Corporate directors and officers may generally only be held personally liable for misconduct on the part of the corporation in limited circumstances where there has been improper or fraudulent conduct. In Pita Royale Inc. (Aroma Taste of the Middle East) v Buckingham Properties Inc., 2019 ONCA 439, the Ontario Court of Appeal reaffirmed this position.


Pita Royale Inc. leased a Toronto restaurant from Buckingham Properties Inc. After negotiating with Buckingham’s sole shareholder and officer,  William Mandelbaum, Pita Royale also agreed to purchase Buckingham’s restaurant business and some property left in the leased premises, including kitchen equipment. In the summer of 2011, Pita Royale fell behind on its rent and Mr. Mendelbaum locked it out of the restaurant, seized its property, and terminated the lease. Pita Royale sued Buckingham and Mr. Mandelbaum personally, alleging improper termination of the lease and illegal seizure of its property.
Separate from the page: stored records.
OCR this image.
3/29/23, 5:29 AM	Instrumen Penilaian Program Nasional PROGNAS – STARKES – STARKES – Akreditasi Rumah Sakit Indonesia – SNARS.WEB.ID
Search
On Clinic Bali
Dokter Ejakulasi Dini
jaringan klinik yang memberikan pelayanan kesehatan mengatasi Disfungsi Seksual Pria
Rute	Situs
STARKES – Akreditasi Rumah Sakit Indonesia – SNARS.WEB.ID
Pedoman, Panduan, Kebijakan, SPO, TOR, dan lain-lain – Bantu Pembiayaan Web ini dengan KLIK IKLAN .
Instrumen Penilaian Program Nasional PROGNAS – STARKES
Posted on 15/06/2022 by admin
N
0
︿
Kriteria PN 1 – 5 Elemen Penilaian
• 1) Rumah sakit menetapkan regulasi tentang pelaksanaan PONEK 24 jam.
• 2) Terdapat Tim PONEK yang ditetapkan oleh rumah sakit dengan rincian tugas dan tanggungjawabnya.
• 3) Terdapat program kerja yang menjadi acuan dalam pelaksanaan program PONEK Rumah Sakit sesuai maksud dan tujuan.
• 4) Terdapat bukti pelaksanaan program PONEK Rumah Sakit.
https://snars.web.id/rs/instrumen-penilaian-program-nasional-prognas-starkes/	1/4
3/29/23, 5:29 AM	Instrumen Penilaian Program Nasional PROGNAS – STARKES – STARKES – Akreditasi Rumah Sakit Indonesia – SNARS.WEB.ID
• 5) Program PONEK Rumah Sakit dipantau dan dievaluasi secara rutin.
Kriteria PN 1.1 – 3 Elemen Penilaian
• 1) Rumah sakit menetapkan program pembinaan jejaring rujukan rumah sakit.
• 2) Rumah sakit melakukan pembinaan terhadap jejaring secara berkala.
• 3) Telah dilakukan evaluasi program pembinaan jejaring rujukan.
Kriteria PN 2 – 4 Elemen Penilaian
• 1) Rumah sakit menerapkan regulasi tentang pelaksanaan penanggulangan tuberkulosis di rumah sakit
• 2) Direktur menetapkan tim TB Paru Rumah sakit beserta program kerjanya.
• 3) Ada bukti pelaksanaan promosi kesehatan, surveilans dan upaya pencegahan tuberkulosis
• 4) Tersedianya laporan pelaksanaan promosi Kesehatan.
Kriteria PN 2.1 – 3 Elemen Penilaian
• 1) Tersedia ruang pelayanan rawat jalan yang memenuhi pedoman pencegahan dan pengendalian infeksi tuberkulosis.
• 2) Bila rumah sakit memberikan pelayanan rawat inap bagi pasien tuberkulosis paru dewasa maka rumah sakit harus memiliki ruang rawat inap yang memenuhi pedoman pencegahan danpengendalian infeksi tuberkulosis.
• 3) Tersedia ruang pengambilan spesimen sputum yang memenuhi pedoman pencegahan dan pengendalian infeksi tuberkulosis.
Importantly, Pita Royale did not argue that Mr. Mandelbaum, in his personal capacity, was the real party to the lease, nor was there any evidence to support such a finding.
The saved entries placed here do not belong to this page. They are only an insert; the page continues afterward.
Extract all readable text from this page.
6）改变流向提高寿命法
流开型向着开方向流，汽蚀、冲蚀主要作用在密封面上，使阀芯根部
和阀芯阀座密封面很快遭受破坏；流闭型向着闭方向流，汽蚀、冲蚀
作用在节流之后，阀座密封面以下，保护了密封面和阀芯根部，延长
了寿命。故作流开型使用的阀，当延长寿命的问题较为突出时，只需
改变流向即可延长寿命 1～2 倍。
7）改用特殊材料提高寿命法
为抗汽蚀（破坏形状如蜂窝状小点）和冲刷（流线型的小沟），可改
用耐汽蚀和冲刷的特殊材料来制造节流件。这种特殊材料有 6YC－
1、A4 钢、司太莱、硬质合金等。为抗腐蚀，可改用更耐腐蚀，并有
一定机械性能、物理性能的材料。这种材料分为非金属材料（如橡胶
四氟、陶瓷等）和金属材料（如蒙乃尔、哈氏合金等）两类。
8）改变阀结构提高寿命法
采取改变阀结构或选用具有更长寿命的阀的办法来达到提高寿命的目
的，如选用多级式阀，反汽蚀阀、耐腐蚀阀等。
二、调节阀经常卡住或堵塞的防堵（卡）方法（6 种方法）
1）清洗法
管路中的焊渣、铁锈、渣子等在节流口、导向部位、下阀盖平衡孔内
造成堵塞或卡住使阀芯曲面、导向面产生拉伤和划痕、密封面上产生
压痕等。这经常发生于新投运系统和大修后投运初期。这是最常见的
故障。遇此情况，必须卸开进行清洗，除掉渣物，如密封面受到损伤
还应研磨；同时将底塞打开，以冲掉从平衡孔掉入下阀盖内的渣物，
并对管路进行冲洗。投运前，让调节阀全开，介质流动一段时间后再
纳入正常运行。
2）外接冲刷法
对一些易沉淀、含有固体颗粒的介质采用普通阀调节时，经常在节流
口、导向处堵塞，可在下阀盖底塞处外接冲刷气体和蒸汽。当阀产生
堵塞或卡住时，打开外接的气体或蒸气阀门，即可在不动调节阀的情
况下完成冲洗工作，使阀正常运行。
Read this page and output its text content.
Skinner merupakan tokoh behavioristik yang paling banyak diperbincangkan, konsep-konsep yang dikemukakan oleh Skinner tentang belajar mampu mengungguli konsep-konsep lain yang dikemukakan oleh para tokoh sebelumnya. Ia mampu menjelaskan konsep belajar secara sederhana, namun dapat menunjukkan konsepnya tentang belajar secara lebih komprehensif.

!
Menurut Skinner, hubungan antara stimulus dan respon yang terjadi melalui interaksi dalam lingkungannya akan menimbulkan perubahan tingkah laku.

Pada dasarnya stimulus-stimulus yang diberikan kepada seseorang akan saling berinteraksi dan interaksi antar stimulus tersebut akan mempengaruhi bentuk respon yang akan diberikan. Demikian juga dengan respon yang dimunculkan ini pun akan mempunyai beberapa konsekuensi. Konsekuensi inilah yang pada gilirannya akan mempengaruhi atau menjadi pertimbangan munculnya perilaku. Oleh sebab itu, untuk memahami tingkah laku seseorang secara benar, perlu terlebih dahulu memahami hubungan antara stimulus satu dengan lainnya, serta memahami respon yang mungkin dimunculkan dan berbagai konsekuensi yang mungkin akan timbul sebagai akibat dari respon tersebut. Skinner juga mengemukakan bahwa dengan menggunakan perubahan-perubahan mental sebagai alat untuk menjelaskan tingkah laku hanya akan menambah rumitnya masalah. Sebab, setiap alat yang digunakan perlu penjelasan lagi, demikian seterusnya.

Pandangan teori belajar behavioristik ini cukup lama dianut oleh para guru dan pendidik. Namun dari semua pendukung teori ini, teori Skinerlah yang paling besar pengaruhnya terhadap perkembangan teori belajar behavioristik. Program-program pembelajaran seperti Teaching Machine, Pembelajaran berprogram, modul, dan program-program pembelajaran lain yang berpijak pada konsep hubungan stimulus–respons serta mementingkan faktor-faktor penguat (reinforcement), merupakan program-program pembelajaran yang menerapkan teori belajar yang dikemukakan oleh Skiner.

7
The corporate veil & director liability

The trial judge for awarded damages to Pita Royale for the illegal seizure of its property, holding Buckingham and Mr. Mandelbaum jointly and severally liable. While only Buckingham was a party to the lease with Pita Royale, the trial judge found that Mr. Mandelbaum had acted personally in the seizure of  the  property, noting that “the individual defendant cannot hide behind the corporate veil in the circumstances of this case.”

On appeal, however, the Ontario Court of Appeal held that, while the seizure had been illegal, Mr. Mandelbaum was not personally liable. The Court noted that, if the trial judge’s reasoning was accepted, then any time a corporation committed a tort its officers and directors could be held personally liable. “The fact is that corporations act through officers and directors,” Justice Hourigan wrote for the Court. “That does not change the nature of the contractual relationships they enter into, such as the commercial lease in this case.”
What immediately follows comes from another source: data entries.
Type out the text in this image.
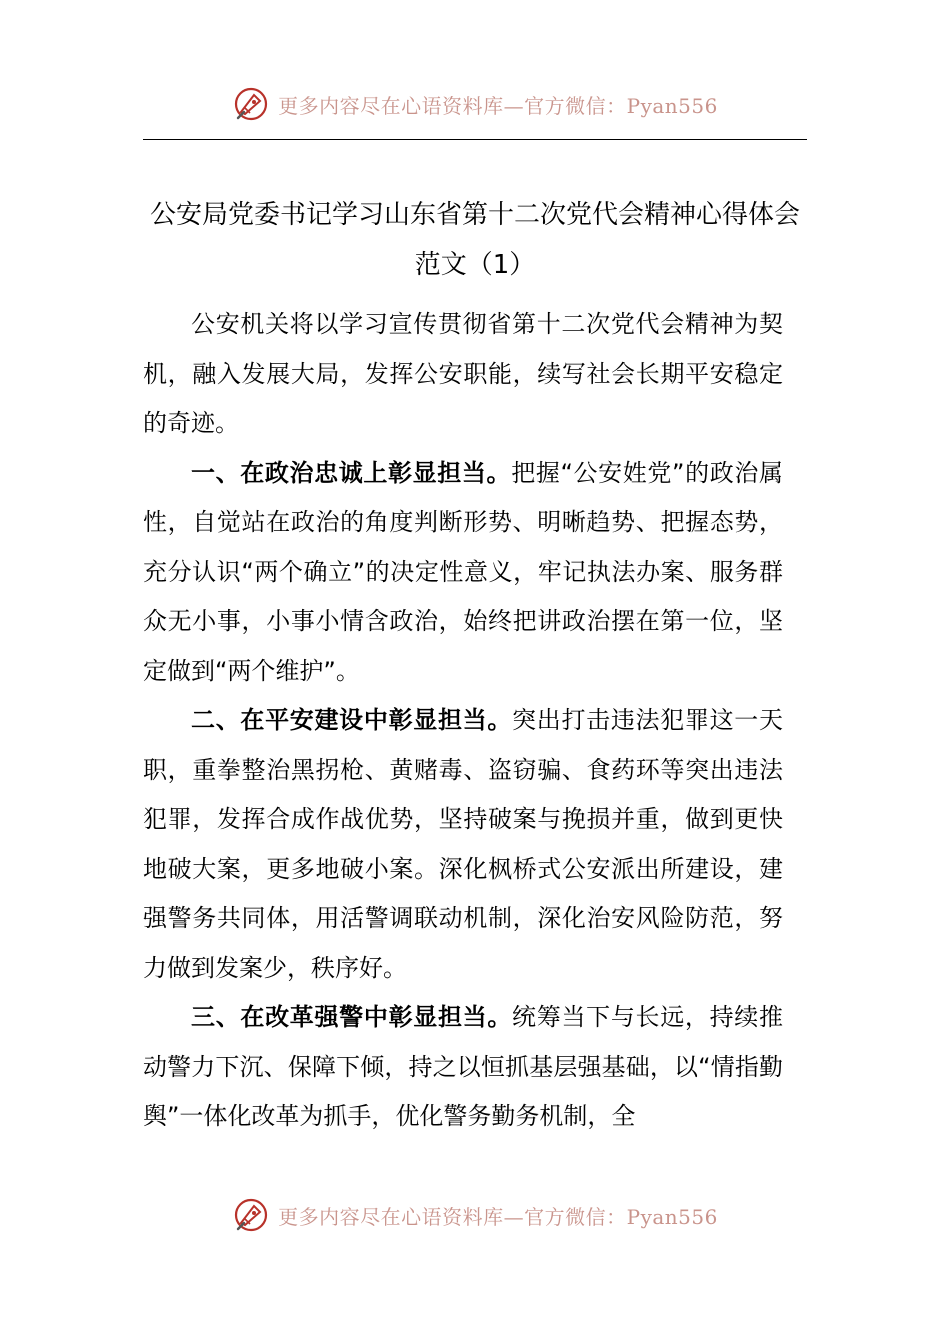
更多内容尽在心语资料库—官方微信：Pyan556
公安局党委书记学习山东省第十二次党代会精神心得体会
范文（1）

公安机关将以学习宣传贯彻省第十二次党代会精神为契机，融入发展大局，发挥公安职能，续写社会长期平安稳定的奇迹。

一、在政治忠诚上彰显担当。把握“公安姓党”的政治属性，自觉站在政治的角度判断形势、明晰趋势、把握态势，充分认识“两个确立”的决定性意义，牢记执法办案、服务群众无小事，小事小情含政治，始终把讲政治摆在第一位，坚定做到“两个维护”。

二、在平安建设中彰显担当。突出打击违法犯罪这一天职，重拳整治黑拐枪、黄赌毒、盗窃骗、食药环等突出违法犯罪，发挥合成作战优势，坚持破案与挽损并重，做到更快地破大案，更多地破小案。深化枫桥式公安派出所建设，建强警务共同体，用活警调联动机制，深化治安风险防范，努力做到发案少，秩序好。

三、在改革强警中彰显担当。统筹当下与长远，持续推动警力下沉、保障下倾，持之以恒抓基层强基础，以“情指勤舆”一体化改革为抓手，优化警务勤务机制，全

更多内容尽在心语资料库—官方微信：Pyan556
This is consistent with existing case law which provides that the corporate veil – the separate legal personality of the corporation – will only to be pierced in very  limited circumstances where it is completely dominated and used as a shield for improper or fraudulent conduct. For there to be personal liability, the individual must engage in tortious conduct separate from that of the corporation.  That was not the case in Pita Royale.

Key takeaways

The Pita Royale decision confirms that Ontario courts will only look behind a corporate veil and impose liability on officers and directors where they find individuals have been hiding behind it as a shield for improper or fraudulent conduct. Absent those circumstances, officers and directors are typically protected from personal liability where they adequately act in furtherance of their duties and obligations to the corporation itself.